136 Mich. 621 | Mich. | 1904

Grant, J.

The defendant city constructed a sidewalk of plank, 6 feet wide, and for some distance over a low place it stood 21 inches above the ground. Plaintiff, 53 years of age, was traveling on this sidewalk at 9 o’clock on a dark and rainy night. The streets of the city were supplied with electric lights, which cast more or less light upon the walk. The plaintiff testified that it was so dark she could not see the plank, and for that reason stepped *622off. There was testimony on the part of the defendant that others saw her on the walk and saw her fall when 190 feet distant. The sole negligence alleged is in the failure to erect a railing along the sides of the walk. The walk otherwise was good. The court left it to the jury to determine whether the failure to erect railings under all the circumstances was negligence. The plaintiff recovered verdict and judgment.

The defendant contends that the statute does not impose the duty to erect railings at such places. The question is not a new one in this State. We think the case is ruled by Malloy v.
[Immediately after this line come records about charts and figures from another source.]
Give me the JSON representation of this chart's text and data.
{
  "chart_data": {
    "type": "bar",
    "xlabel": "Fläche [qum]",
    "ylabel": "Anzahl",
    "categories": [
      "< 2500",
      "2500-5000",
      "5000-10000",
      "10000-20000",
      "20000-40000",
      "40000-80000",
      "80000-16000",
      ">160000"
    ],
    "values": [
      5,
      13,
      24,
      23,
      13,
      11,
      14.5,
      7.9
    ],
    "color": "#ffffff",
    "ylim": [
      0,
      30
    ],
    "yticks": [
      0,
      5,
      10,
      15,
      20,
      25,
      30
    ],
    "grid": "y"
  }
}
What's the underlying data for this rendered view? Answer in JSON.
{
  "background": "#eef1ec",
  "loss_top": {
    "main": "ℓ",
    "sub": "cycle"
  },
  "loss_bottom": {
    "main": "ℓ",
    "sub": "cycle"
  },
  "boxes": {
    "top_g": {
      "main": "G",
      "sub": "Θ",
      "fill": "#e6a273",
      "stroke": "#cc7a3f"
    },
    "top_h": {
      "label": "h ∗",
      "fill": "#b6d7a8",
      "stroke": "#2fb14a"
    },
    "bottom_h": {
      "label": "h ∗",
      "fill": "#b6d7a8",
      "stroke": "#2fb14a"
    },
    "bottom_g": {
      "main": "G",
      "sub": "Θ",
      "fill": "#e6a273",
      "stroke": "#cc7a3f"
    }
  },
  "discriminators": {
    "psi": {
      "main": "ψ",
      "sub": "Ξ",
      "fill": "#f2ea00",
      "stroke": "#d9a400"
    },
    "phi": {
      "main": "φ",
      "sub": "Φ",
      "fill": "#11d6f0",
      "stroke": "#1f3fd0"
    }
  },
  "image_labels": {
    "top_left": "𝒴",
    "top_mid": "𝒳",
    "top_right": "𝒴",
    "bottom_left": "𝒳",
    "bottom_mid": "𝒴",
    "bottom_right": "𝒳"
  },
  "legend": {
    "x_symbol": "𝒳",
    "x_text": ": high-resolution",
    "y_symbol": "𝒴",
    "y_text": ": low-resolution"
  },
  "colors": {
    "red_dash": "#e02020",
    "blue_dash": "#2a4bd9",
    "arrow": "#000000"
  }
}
Township of Walker, 77 Mich. 448 (43 N. W. 1013, 6 L. R. A. 695). That case was approved in Beall v. Township of Athens, 81 Mich. 536 (45 N. W. 1014); Gage v. Railroad Co., 105 Mich. 335 (63 N. W. 318); Ross v. Township of Ionia, 104 Mich. 330 (63 N. W. 401); Shaw v. Township of Saline, 113 Mich. 343 (71 N. W. 643). The same principle applies to sidewalks as to the roadbed designed for the passage of vehicles.

Judgment affirmed.

Moore, C. J., Carpenter and Hooker, JJ., concurred. Montgomery, J., took no part in the decision.